46 En Jezus zeide: Iemand heeft Mij aangeraakt; want Ik heb bekend, dat kracht van Mij uitgegaan is.
But Jesus said: Some one touched me; for I perceive that power has gone forth from me.
47 De vrouw nu, ziende, dat zij niet verborgen was, kwam bevende, en voor Hem nedervallende, verklaarde Hem voor al het volk, om wat oorzaak zij Hem aangeraakt had, en hoe zij terstond genezen was.
And the woman, seeing that she had not escaped notice, came trembling, and fell down before him, and told him, before all the people, for what cause she had touched him, and that she was immediately restored to health.
48 En Hij zeide tot haar: Dochter, wees welgemoed, uw geloof heeft u behouden; ga heen in vrede.
And he said to her: Take courage, daughter; your faith has saved you; go in peace.
49 Als Hij nog sprak, kwam er een van het huis des oversten der synagoge, zeggende tot hem: Uw dochter is gestorven; zijt den Meester niet moeilijk.
While he was yet speaking, there came some one from the house of the ruler of the synagogue, and said to him: Your daughter is dead; trouble not the Teacher.
50 Maar Jezus, dat horende, antwoordde hem, zeggende: Vrees niet, geloof alleenlijk, en zij zal behouden worden.
But when Jesus heard it, he answered him, saying: Fear not, only believe, and she shall be saved.
51 En als Hij in het huis kwam, liet Hij niemand inkomen, dan Petrus, en Jakobus, en Johannes, en den vader en de moeder des kinds.
And when he came to the house, he permitted no one to go in but Peter and James and John, and the father and the mother of the child.
52 En zij schreiden allen, en maakten misbaar over hetzelve. En Hij zeide: Schreit niet; zij is niet gestorven; maar zij slaapt.
And all were weeping and lamenting her. But he said: Weep not; she is not dead, but sleeps.
53 En zij belachten Hem, wetende, dat zij gestorven was.

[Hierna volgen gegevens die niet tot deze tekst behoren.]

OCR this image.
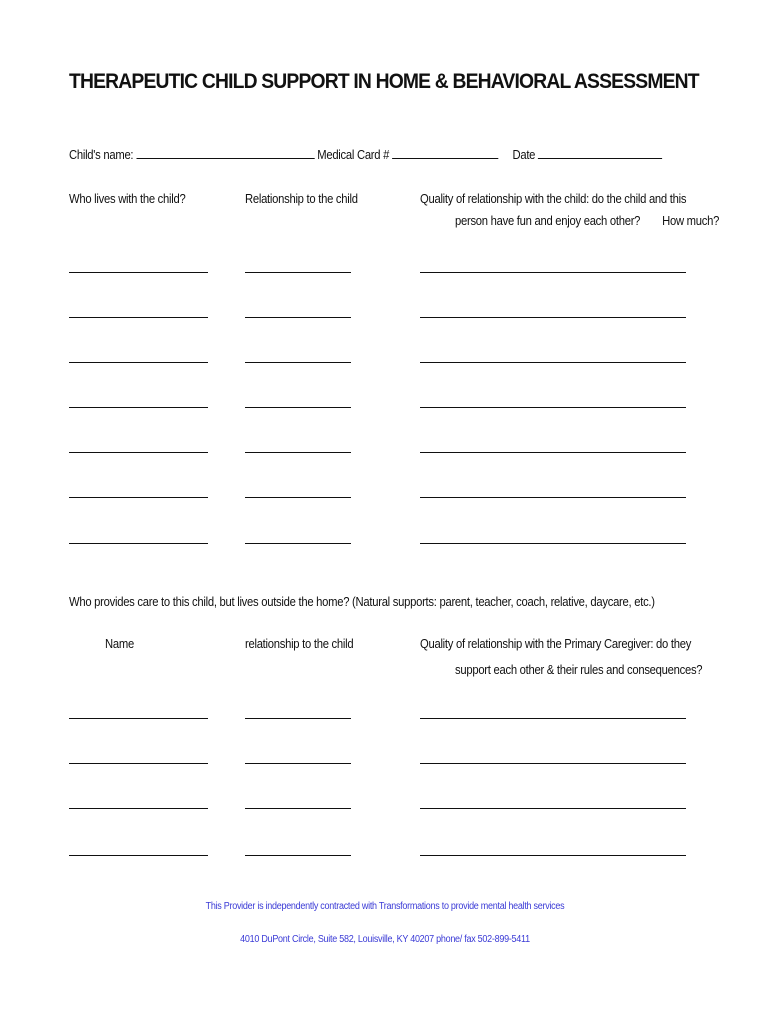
THERAPEUTIC CHILD SUPPORT IN HOME & BEHAVIORAL ASSESSMENT
Child's name:	Medical Card #	Date
Who lives with the child?	Relationship to the child	Quality of relationship with the child: do the child and this
person have fun and enjoy each other? How much?
Who provides care to this child, but lives outside the home? (Natural supports: parent, teacher, coach, relative, daycare, etc.)
Name	relationship to the child	Quality of relationship with the Primary Caregiver: do they
support each other & their rules and consequences?
This Provider is independently contracted with Transformations to provide mental health services
4010 DuPont Circle, Suite 582, Louisville, KY 40207 phone/ fax 502-899-5411
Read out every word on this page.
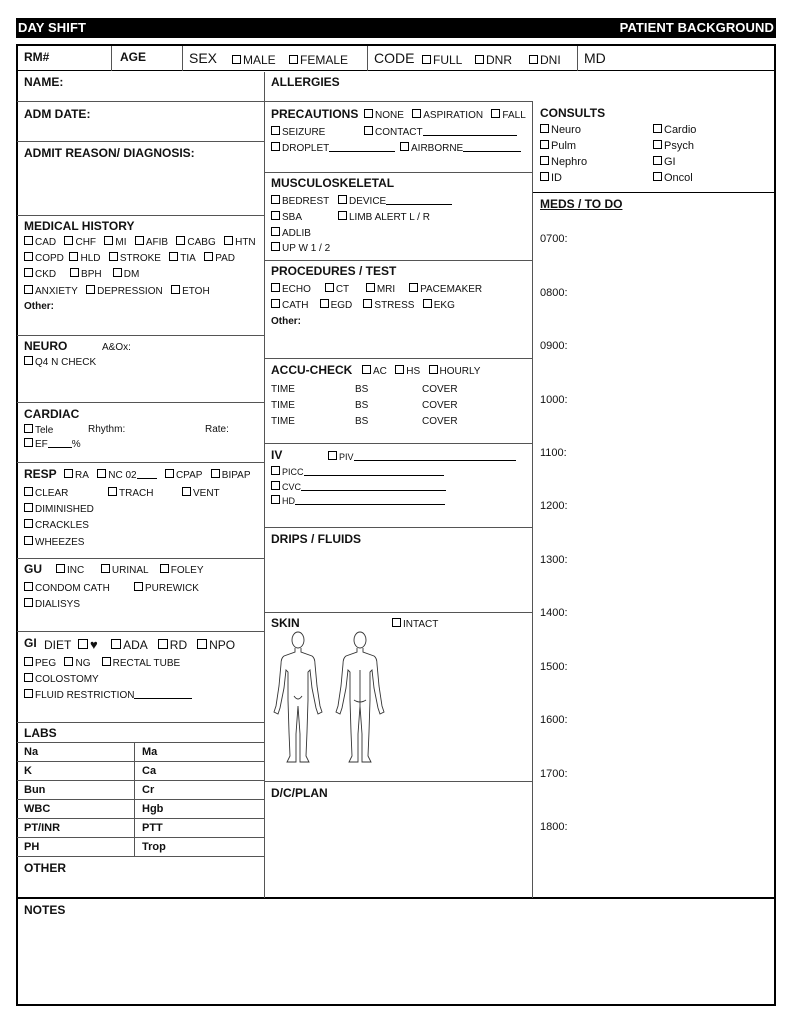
DAY SHIFT	PATIENT BACKGROUND
RM#	AGE	SEX	MALE	FEMALE CODE	FULL	DNR	DNI MD
NAME:
ADM DATE:
ADMIT REASON/ DIAGNOSIS:
MEDICAL HISTORY
CAD CHF MI AFIB CABG HTN
COPD HLD STROKE TIA PAD
CKD BPH DM
ANXIETY DEPRESSION ETOH
Other:
NEURO	A&Ox:
Q4 N CHECK
CARDIAC
Tele	Rhythm:	Rate:
EF %
RESP	RA NC 02	CPAP BIPAP
CLEAR	TRACH	VENT
DIMINISHED
CRACKLES
WHEEZES
GU	INC	URINAL FOLEY
CONDOM CATH	PUREWICK
DIALISYS
GI DIET ♥ ADA RD NPO
PEG NG RECTAL TUBE
COLOSTOMY
FLUID RESTRICTION
LABS
Na	Ma
K	Ca
Bun	Cr
WBC	Hgb
PT/INR	PTT
PH	Trop
OTHER
ALLERGIES
PRECAUTIONS	NONE ASPIRATION FALL
SEIZURE	CONTACT
DROPLET	AIRBORNE
MUSCULOSKELETAL
BEDREST	DEVICE
SBA	LIMB ALERT L / R
ADLIB
UP W 1 / 2
PROCEDURES / TEST
ECHO CT	MRI PACEMAKER
CATH EGD STRESS EKG
Other:
ACCU-CHECK	AC HS HOURLY
TIME	BS	COVER
TIME	BS	COVER
TIME	BS	COVER
IV	PIV
PICC
CVC
HD
DRIPS / FLUIDS
SKIN	INTACT
D/C/PLAN
CONSULTS
Neuro	Cardio
Pulm	Psych
Nephro	GI
ID	Oncol
MEDS / TO DO
0700:
0800:
0900:
1000:
1100:
1200:
1300:
1400:
1500:
1600:
1700:
1800:
NOTES
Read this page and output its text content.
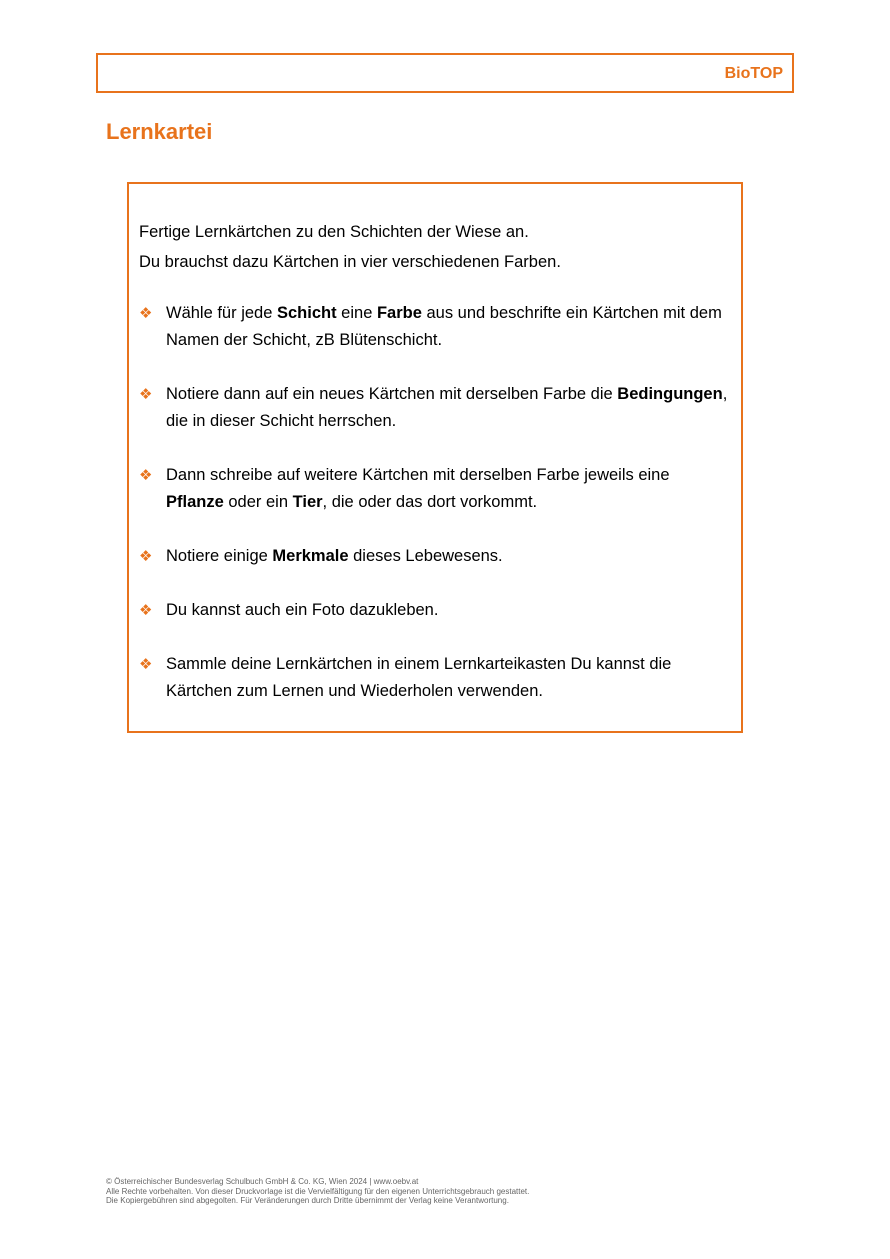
BioTOP
Lernkartei

Fertige Lernkärtchen zu den Schichten der Wiese an.

Du brauchst dazu Kärtchen in vier verschiedenen Farben.

❖ Wähle für jede Schicht eine Farbe aus und beschrifte ein Kärtchen mit dem Namen der Schicht, zB Blütenschicht.
❖ Notiere dann auf ein neues Kärtchen mit derselben Farbe die Bedingungen, die in dieser Schicht herrschen.
❖ Dann schreibe auf weitere Kärtchen mit derselben Farbe jeweils eine Pflanze oder ein Tier, die oder das dort vorkommt.
❖ Notiere einige Merkmale dieses Lebewesens.
❖ Du kannst auch ein Foto dazukleben.
❖ Sammle deine Lernkärtchen in einem Lernkarteikasten Du kannst die Kärtchen zum Lernen und Wiederholen verwenden.
© Österreichischer Bundesverlag Schulbuch GmbH & Co. KG, Wien 2024 | www.oebv.at
Alle Rechte vorbehalten. Von dieser Druckvorlage ist die Vervielfältigung für den eigenen Unterrichtsgebrauch gestattet.
Die Kopiergebühren sind abgegolten. Für Veränderungen durch Dritte übernimmt der Verlag keine Verantwortung.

And they derided him, knowing that she was dead.
54 Maar als Hij ze allen uitgedreven had, greep Hij haar hand en riep, zeggende: Kind, sta op!
But he put them all out, and took her by the hand, and called, and said: Child, arise.
55 En haar geest keerde weder, en zij is terstond opgestaan; en Hij gebood, dat men haar te eten geven zoude.
And her spirit returned, and she arose immediately. And he commanded that food should be given her.
56 En haar ouders ontzetten zich; en Hij beval hun, dat zij niemand zouden zeggen hetgeen geschied was.
And her parents were amazed. But he charged them to tell no one what had been done.